There is a lot more to these types of circuits and I'd take a look here - wiki page for RLC circuits (includes series RLC).
Best Answer
As pointed out in my comments the inverting input is a virtual 0V so the gain of this circuit is :
$$Gain = -\dfrac{Z_f}{Z_i}$$
Where \$ Z_i \$ is our input impedance \$ R_1 \$ in series with \$ C_1 \$
$$Z_i = R_1 + \dfrac{1}{j \cdot \omega \cdot C_1} = \dfrac{1+ j \cdot \omega \cdot C_1 \cdot R_1}{j \cdot \omega \cdot C_1}$$
And \$ Z_f \$is the feedback impedance, taking your second example \$ Z_f \$ is \$R_2\$ in parallel with \$ C_2 \$.

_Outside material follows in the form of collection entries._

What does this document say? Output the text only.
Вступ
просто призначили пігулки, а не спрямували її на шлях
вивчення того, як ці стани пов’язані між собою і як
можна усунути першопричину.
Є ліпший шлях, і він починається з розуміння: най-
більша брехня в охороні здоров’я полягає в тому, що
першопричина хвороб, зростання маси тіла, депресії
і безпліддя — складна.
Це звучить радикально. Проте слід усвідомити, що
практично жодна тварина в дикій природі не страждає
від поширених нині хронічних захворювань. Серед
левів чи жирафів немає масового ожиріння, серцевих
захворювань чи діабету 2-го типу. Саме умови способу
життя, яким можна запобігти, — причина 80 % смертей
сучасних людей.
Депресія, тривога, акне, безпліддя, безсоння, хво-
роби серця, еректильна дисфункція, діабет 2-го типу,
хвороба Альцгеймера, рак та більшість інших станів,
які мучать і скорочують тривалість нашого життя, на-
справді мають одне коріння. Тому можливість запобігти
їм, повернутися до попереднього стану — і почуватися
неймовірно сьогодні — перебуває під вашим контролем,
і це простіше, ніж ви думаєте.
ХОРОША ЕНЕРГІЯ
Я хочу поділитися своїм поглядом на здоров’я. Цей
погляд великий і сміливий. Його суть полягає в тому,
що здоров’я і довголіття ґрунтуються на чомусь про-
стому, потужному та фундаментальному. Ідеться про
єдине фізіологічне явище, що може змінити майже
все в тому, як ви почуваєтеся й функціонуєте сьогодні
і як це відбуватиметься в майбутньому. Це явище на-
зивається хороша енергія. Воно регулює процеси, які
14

$$Z_f = \dfrac{R_2 \cdot \dfrac{1}{j \cdot \omega \cdot C_2}}{R_2+\dfrac{1}{j \cdot \omega \cdot C_2}}= \dfrac{R_2}{1+ j \cdot \omega \cdot C_2 \cdot R_2}$$
$$Gain = - \dfrac{Zf}{Zi} = - \dfrac{\dfrac{R_2}{1+ j \cdot \omega \cdot C_2 \cdot R_2}}{\dfrac{1+ j \cdot \omega \cdot C_1 \cdot R_1}{j \cdot \omega \cdot C_1}} = - \dfrac{j \cdot \omega \cdot C_1 \cdot R_2}{\left( 1+ j \cdot \omega \cdot C_1 \cdot R_1 \right) \cdot \left( 1+ j \cdot \omega \cdot C_2 \cdot R_2 \right)}$$
This gives you zero gain at DC raising until the first pole where it levels out then falling at the second pole.
The poles being when \$ \omega \cdot C_1 \cdot R_1 = 1 \$
and when \$ \omega \cdot C_2 \cdot R_2 = 1 \$
This answer is a lot more mathematically rigorous than the one by @DaveTweed but that doesn't make his answer any less correct.